ORGANIZATIONAL BEHAVIOUR
Organizations exist to achieve goals and someone has to define those goals and the means by which they can be achieved. This statement suggests that critical to the performance of an organizations are people. People who conceptualize, people who implement, people who manage, people who monitor, people who do the work. Organizations are all about people!
Despite all the modernization, in spite of all the technological advancements, people make an organization. The Fire Brigade remains one of those organizations that with all the new technology being introduced making the job easier but by and large the work of fire fighting will remain one where the fire fighter must physically do the job.
The study of Organizational Behaviour is predicated on and around humans who are undeniable an organization’s greatest resource. Generally speaking Organizational Behaviour is a field of study that investigates the impact that individuals, groups and structure have on behaviour within the organization for the purpose of applying such knowledge towards improving an organization’s effectiveness. Organizational Behaviour is specifically concerned with employment-related situations. You will not be surprised to find that it emphasizes behaviours related to management, turnover absenteeism and human performance
The study of what makes workers getting the same pay, working under the same conditions exhibit different levels of commitment must have fundamental implications on the efficiency of the organization.( Jealousy) and is an area that must be understood by management. Organizational Behaviour has implications for motivation, leader-behaviour, and power, learning, attitude development and perception, change process, conflict, and work stress.
A few years ago the study of Organizational Behaviour was of little significance until it became clear that the understanding of this subject was hinged to an organization’s production, productivity, staff morale, employee turnover and loyalty and image if not the company’s bottom line.
Once the employee was no longer obligated under the compulsion of the term of slavery managers were now compelled to find covert and overt ways to retain their workers (Higher pay) Factors such as competition from other companies was a cause for migration of workers. Losing some of your best worker was bad if they left because of better salaries and working conditions but not attracting them to your company although your company had better pay packages and working conditions is worst. The study of Organizational Behaviour seeks to find answers to these questions and more This meant that companies (managers) had to seek to understand the rationale behind the behaviour of workers.

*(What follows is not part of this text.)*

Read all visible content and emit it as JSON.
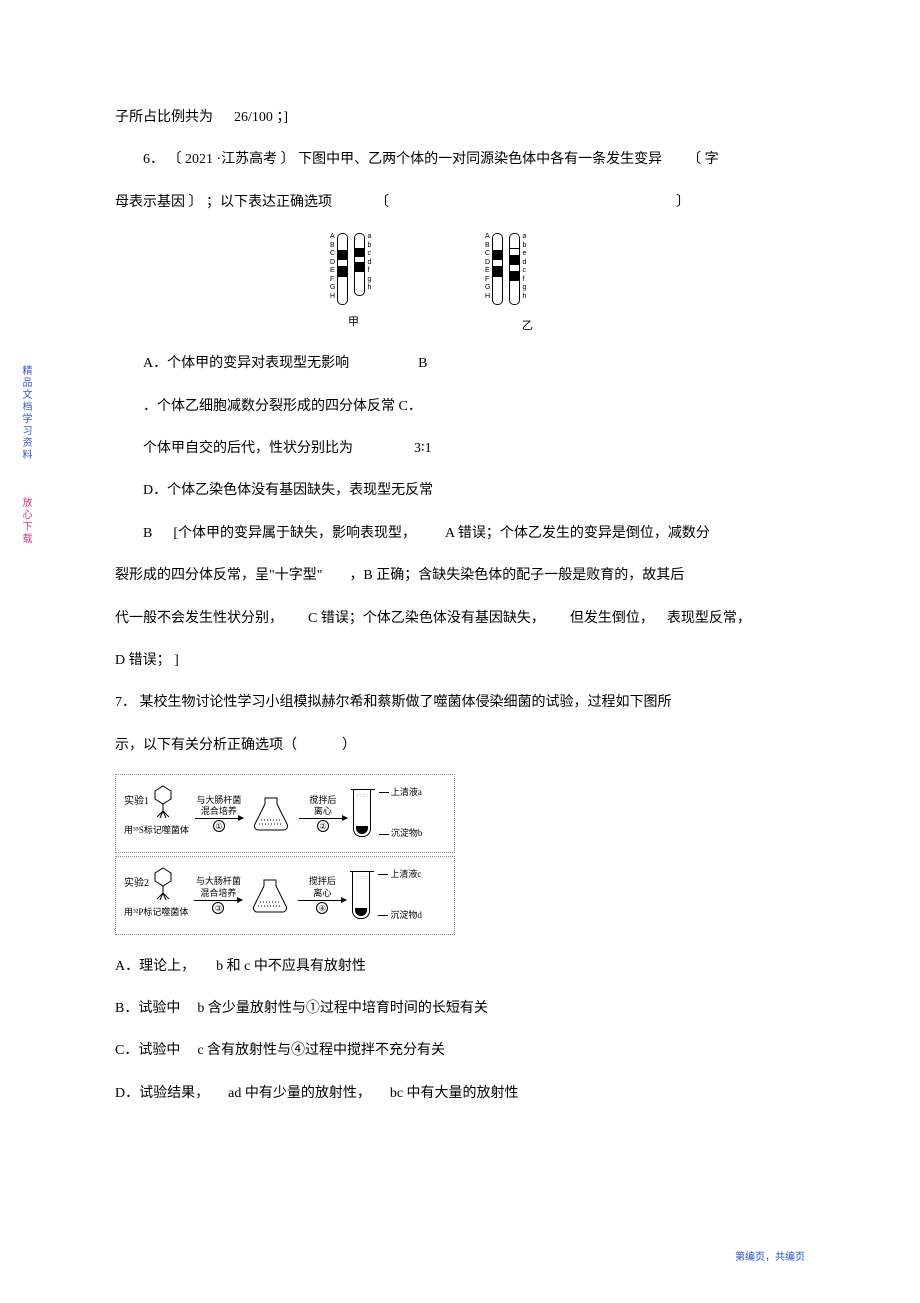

Reading people is something we have been doing all our lives (Change) in an unsystematic way. We have been doing this from our early years. We have been trying to interpret what we see and hear. Having seen and heard some things over and over again we have been able trying to predict what people will do and why they do these things in certain circumstance. Sometime we are correct but sometimes we are wrong! and this is where our problem starts. It is against this background that the various studies came into being undertaken..
Hawthorne Research
From 1924[-]32, an innovative series of research studies was funded by the Western Electric Company at its Hawthorne plant in Chicago, then a manufacturing division of AT&T. The plant was one of the oldest in operation and employed approximately 25,000 of Western Electric's 45,000 workers. The research proceeded through five phases: (1) The initial Illumination studies (1924[-]27) were aimed at evaluating the effect of lighting conditions on productivity; (2) the Relay-assembly Room studies (August 1928[-]March 1929) assessed the effects of pay incentives, rest periods, and active job input on the productivity of five selected woman workers; (3) the Mica-Splitting Test group (October 1928[-]September 1930) in which a group of piece-workers were used to corroborate the relative importance of work-group dynamics vs. pay incentives; (4) the Bank Wiring Observation group (November 1931[-]May 1932) a covert observational design in which the dynamics of control in a work-group of 14 male employees on the regular factory floor were observed; and (5) the plantwide Interviewing program (September 1928[-]early 1931) essentially an attempt by the company to categorize concerns, mitigate grievances, and manipulate employee morale according to the principles of social control learned in the previous phases). The latter two phases were interrupted by the detrimental effects of the Great Depression on company production orders, but the interviewing phase was later reinstated as a "Personnel Counseling" program, and was even expanded throughout the Western Electric company system between 1936[-]1955.
The Hawthorne effect, defined as the tendency under conditions of observation for worker productivity to steadily increase, was discovered during the earliest "scientific management" phases of the research. It was suggested that when human work relations (ie., supervision and worker camaraderie) were appropriate, adverse physical conditions had little negative effect upon worker productivity. If the company could only learn more about the human relations aspects of the workplace, they might soon be able to utilize them to increase overall plant production. The latter phases of research, therefore, become more sociopsychological in design.